I'm facing a frustrating issue where a user keeps getting their account locked out, and after some digging, we've traced it back to a device in another office trying to connect to our Wi-Fi with RADIUS authentication. I suspect that a long time ago, they might have shared their credentials with someone for their phone. Now, after several password changes, the original user's account gets locked due to failed login attempts.
The security logs (Event 4625s) don't show us the workstation name, leading us to think it's a mobile device. All we have from the RADIUS logs is a MAC address. Is our only option to ask everyone in that office to look up their phone's MAC address?
4 Answers
I had a similar scenario before. If you have multiple access points (APs) set up, try to trace back to which AP the MAC address connected to. This could help narrow it down to a specific area or room.

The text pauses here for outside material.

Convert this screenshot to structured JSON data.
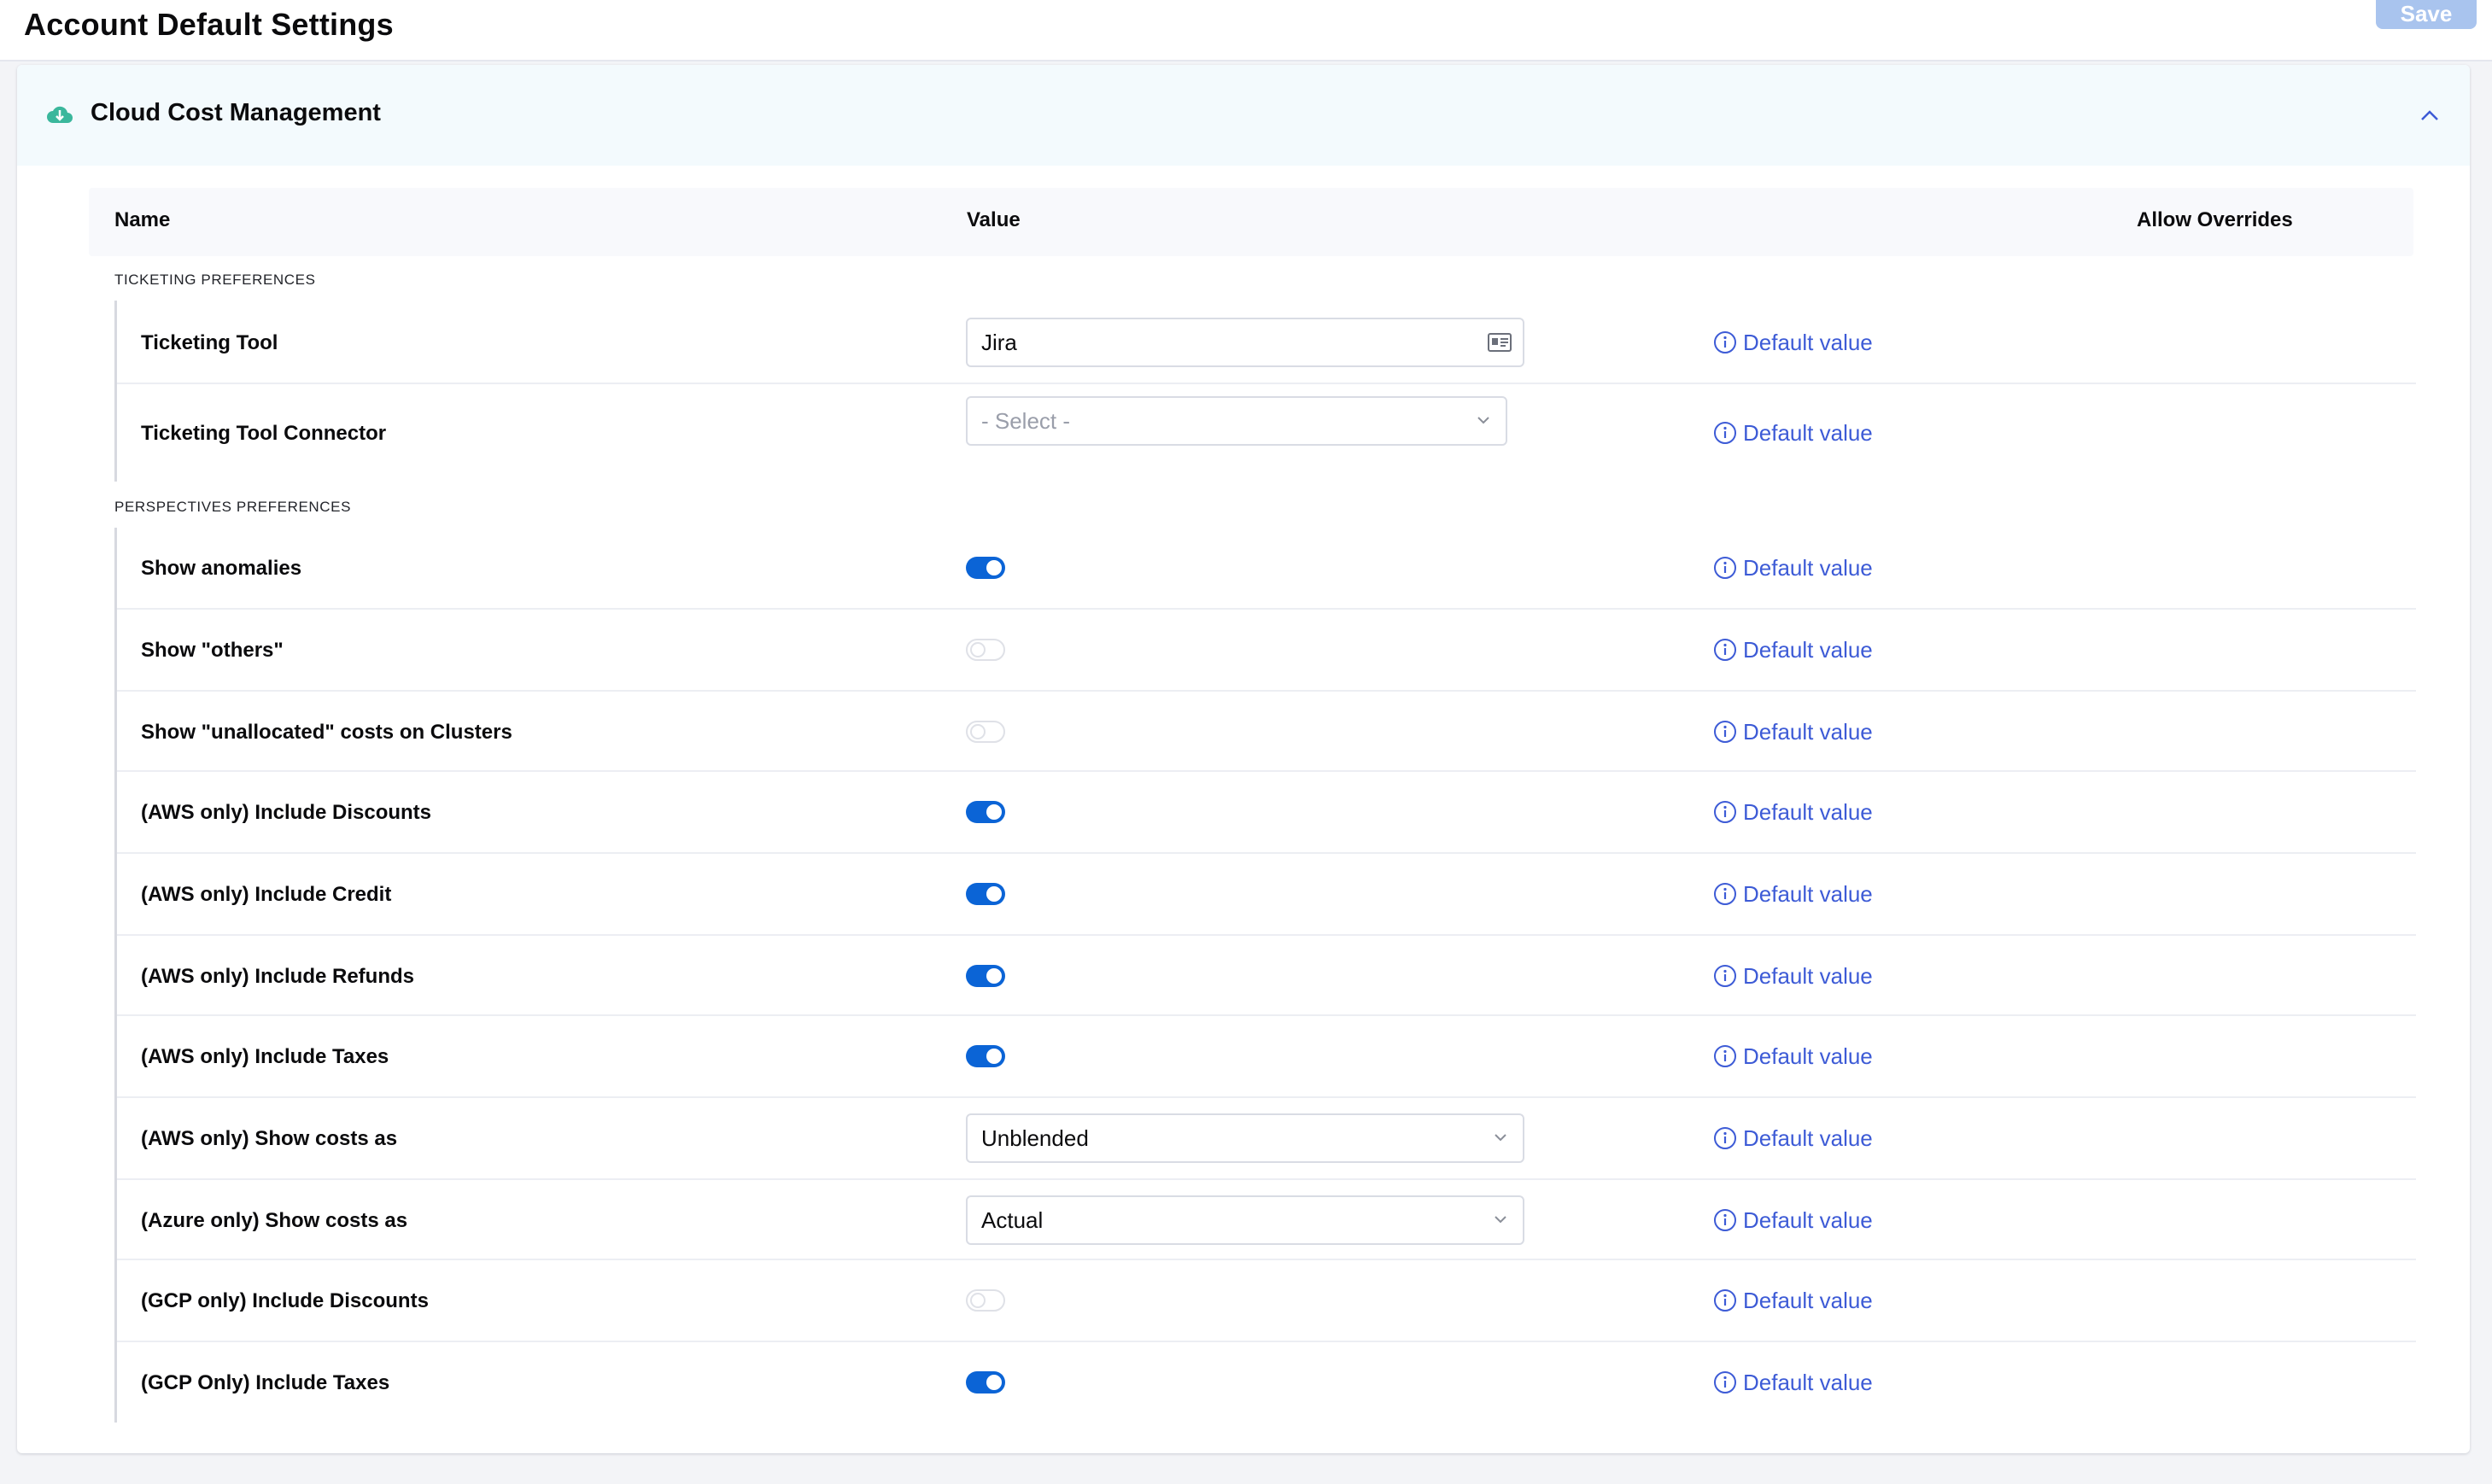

Keep in mind if the phone has 'randomized MAC addresses' enabled, it won’t work to block it that way. If it has a static MAC, you could add a filter to prevent it from connecting before any authentication even happens. Alternatively, you could ask everyone to check their phone's settings to disable that feature.
Randomized MAC addresses complicate things, but they usually get randomized for each SSID. You could check your DHCP or DNS servers for that MAC address; sometimes, the device might register with a name, like "John's iPhone" if it’s actually connected.
I checked there, but it’s not showing up. I don't think it’s getting an IP address at all, so that might rule it out. I can see all our company devices in Intune, and it’s not in the list, which probably means it’s a personal device.
One solution could be to blacklist the MAC address in your 802.1X system. Usually, if the device gets blocked, you'll eventually get someone contacting you in a couple of weeks about their phone not connecting to the Wi-Fi anymore. That'll help you identify the user and solve the issue.
That’s our plan as well if we can’t track it down. But honestly, if the device isn’t connecting due to using an old password, the owner probably won't even notice it’s blocked for a while.
Exactly! If it was causing real issues, I think the original poster would have mentioned a ton of complaints already.
Totally agree! Phones can be really tricky. I dealt with iPhones doing the same thing, constantly sending incorrect credentials every few seconds until the account got locked out. It’s frustrating how they don’t alert users when stored credentials fail.